@nuwriy
Ever since Build 667 was released recently, there have been multiple reports of people having their Roon client showing a constantly rotating scanning icon. Trying to relocate this thread to post this update, I noticed there were about five threads devoted to this topic. Support technicians were responding to them but no resolution has appeared yet. The additional information I’m going to provide may not be of any use to other users, but I thought I would share it in case it gave some insight to the Roon techs or anyone searching these forums who might benefit from my solution.
I have a two Ubuntu 20.04 servers. My primary box is a NUC that runs Roon Server with a local SSD. The secondary box runs Samba and has a large 4TB HDD on it to store extra music. I rip my music on a Windows PC then move it to the appropriate folder on one of the Ubuntu boxes in order to listen to it.

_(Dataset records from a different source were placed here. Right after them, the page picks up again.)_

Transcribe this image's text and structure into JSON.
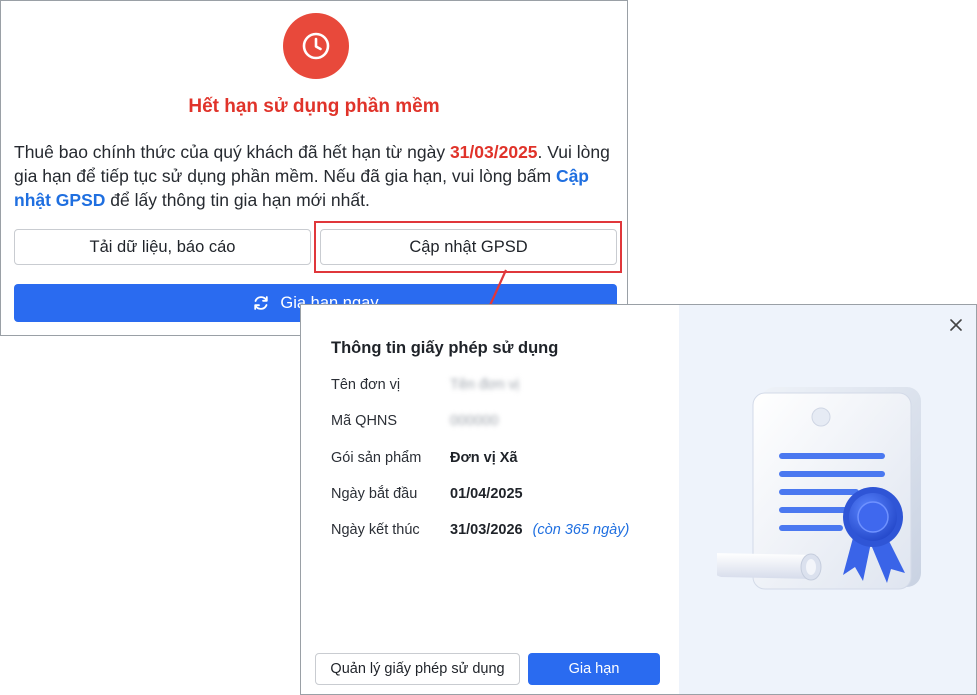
{
  "expired_dialog": {
    "title": "Hết hạn sử dụng phần mềm",
    "message_part1": "Thuê bao chính thức của quý khách đã hết hạn từ ngày ",
    "expiry_date": "31/03/2025",
    "message_part2": ". Vui lòng gia hạn để tiếp tục sử dụng phần mềm. Nếu đã gia hạn, vui lòng bấm ",
    "link_text": "Cập nhật GPSD",
    "message_part3": " để lấy thông tin gia hạn mới nhất.",
    "download_button": "Tải dữ liệu, báo cáo",
    "update_button": "Cập nhật GPSD",
    "renew_button": "Gia hạn ngay",
    "icons": {
      "header": "clock-icon",
      "renew": "refresh-icon"
    },
    "colors": {
      "alert": "#e8493b",
      "title": "#e0332a",
      "link": "#1f6fe0",
      "primary": "#2a6bf0",
      "highlight": "#e0373b"
    }
  },
  "license_dialog": {
    "title": "Thông tin giấy phép sử dụng",
    "rows": [
      {
        "label": "Tên đơn vị",
        "value": "Tên đơn vị"
      },
      {
        "label": "Mã QHNS",
        "value": "000000"
      },
      {
        "label": "Gói sản phẩm",
        "value": "Đơn vị Xã"
      },
      {
        "label": "Ngày bắt đầu",
        "value": "01/04/2025"
      },
      {
        "label": "Ngày kết thúc",
        "value": "31/03/2026",
        "extra": "(còn 365 ngày)"
      }
    ],
    "manage_button": "Quản lý giấy phép sử dụng",
    "extend_button": "Gia hạn",
    "icons": {
      "close": "close-icon",
      "illustration": "certificate-illustration"
    }
  }
}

In the screenshot below, you can see the local SSD is the first line (/dev/sda1). The next two lines are remote mounts to the other Ubuntu server that were created by the Roon interface when I used the Settings->Storage-Add Folder and Settings->Backup->Scheduled Backups->View-Add buttons. Roon created both of these links as CIFS shares.

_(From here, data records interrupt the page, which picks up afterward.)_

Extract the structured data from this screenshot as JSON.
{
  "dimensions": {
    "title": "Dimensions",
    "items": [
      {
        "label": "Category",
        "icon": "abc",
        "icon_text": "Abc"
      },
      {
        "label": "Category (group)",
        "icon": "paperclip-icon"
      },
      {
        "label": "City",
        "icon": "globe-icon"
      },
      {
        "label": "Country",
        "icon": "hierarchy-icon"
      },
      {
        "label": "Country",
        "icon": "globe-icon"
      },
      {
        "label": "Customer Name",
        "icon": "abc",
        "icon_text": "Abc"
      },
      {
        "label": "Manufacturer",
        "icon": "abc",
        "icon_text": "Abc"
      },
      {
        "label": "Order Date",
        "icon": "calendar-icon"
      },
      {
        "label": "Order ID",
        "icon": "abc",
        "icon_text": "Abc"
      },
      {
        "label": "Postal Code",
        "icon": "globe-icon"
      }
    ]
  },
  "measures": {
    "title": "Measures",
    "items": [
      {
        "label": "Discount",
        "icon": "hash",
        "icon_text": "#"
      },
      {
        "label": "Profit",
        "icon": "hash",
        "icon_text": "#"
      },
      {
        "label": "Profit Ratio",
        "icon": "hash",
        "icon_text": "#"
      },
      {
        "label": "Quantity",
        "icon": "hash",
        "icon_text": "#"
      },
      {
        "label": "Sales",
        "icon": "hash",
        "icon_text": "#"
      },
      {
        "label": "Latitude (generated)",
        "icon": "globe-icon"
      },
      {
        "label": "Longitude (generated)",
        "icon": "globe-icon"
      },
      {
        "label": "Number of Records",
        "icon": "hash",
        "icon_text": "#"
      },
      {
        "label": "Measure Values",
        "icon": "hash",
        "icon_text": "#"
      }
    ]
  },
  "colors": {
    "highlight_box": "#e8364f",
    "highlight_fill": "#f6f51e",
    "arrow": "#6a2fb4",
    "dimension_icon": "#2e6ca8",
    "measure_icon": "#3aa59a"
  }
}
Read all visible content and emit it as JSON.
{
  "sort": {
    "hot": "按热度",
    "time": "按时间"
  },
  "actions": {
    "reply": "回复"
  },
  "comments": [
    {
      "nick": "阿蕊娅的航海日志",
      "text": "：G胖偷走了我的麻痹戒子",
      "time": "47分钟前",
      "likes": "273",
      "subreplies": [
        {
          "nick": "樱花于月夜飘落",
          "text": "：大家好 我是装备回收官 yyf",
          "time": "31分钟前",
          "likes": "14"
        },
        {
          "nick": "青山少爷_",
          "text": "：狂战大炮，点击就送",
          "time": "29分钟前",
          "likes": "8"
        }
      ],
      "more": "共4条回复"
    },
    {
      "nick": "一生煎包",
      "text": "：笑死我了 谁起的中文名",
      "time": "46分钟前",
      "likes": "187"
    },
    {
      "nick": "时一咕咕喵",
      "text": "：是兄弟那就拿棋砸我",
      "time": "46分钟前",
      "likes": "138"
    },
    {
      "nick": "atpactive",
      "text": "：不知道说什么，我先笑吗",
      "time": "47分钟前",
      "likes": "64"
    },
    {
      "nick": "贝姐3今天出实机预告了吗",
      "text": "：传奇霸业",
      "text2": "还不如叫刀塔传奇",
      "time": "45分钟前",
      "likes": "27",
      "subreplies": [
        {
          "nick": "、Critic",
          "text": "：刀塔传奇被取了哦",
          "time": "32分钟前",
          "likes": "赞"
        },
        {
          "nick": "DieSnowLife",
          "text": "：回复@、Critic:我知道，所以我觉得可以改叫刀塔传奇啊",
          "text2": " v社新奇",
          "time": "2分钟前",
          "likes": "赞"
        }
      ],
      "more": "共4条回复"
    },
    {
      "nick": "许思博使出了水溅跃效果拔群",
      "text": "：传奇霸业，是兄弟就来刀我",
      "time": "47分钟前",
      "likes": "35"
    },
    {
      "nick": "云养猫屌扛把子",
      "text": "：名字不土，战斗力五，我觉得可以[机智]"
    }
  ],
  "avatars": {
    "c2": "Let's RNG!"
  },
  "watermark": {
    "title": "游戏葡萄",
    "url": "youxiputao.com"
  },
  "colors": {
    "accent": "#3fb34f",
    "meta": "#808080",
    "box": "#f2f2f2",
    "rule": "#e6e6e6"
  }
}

These remote mounts were in place before my servers were upgraded to Build 667 and everything worked fine. I only scanned the remote HDD at startup and then manually whenever a new album was added to it. The local SSD was scanned in real time. After the upgrade, the local SSD was fine but the remote HDD was stuck in constant scanning mode.
One big problem with this is that while it indicated that it was scanning, it really wasn’t. If I added a new album to the remote HDD, it never appeared in my Roon client. I had to disable the remote drive from the Storage settings then reenable it to get the drive to rescan from zero until it got stuck again at the final track where it sat spinning forever.

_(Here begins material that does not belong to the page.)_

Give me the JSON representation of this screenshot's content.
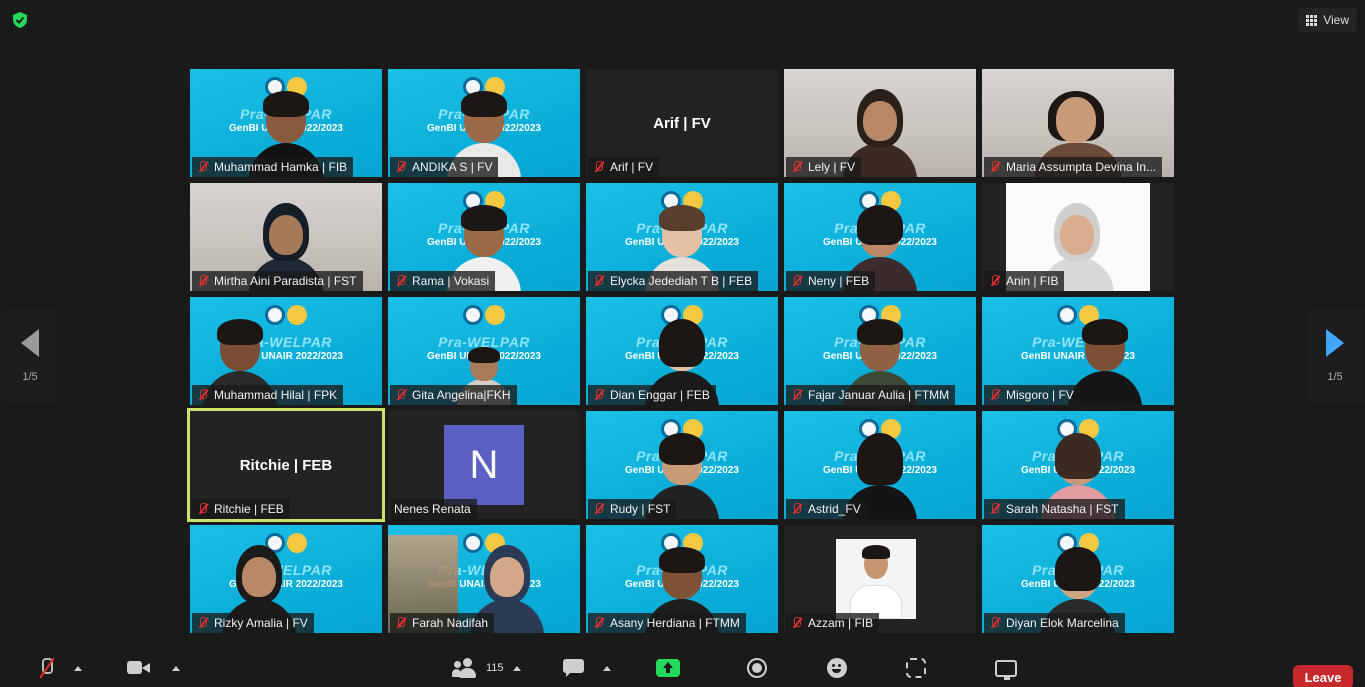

I tried cold rebooting my entire system, I patched it, I disabled & reenabled, I read logs files & searched the forums to no avail. Finally this morning, I permanently deleted the remote mount from the Roon Storage settings. Then I logged into my secondary remote Ubuntu server, loaded NFS server and set my music storage folder for sharing in the /etc/exports file. Then on my primary Ubuntu server, I loaded the NFS common files and set the remote music folder to automatically mount locally in the /etc/fstabs file via NFS instead of CIFS. From the Roon interface, I added the newly created NFS mount (which now appears as a local folder instead of the remotely mounted one it actually is).
After rebooting, the remote folder was scanned one time, the spinning scanning icon disappeared and everything is working great. Because of my unique setup, this might be totally useless to many of the people experiencing this problem. But to me there was obviously something problematic with the original protocol and the way the remote drive mount was created. I hope this helps someone.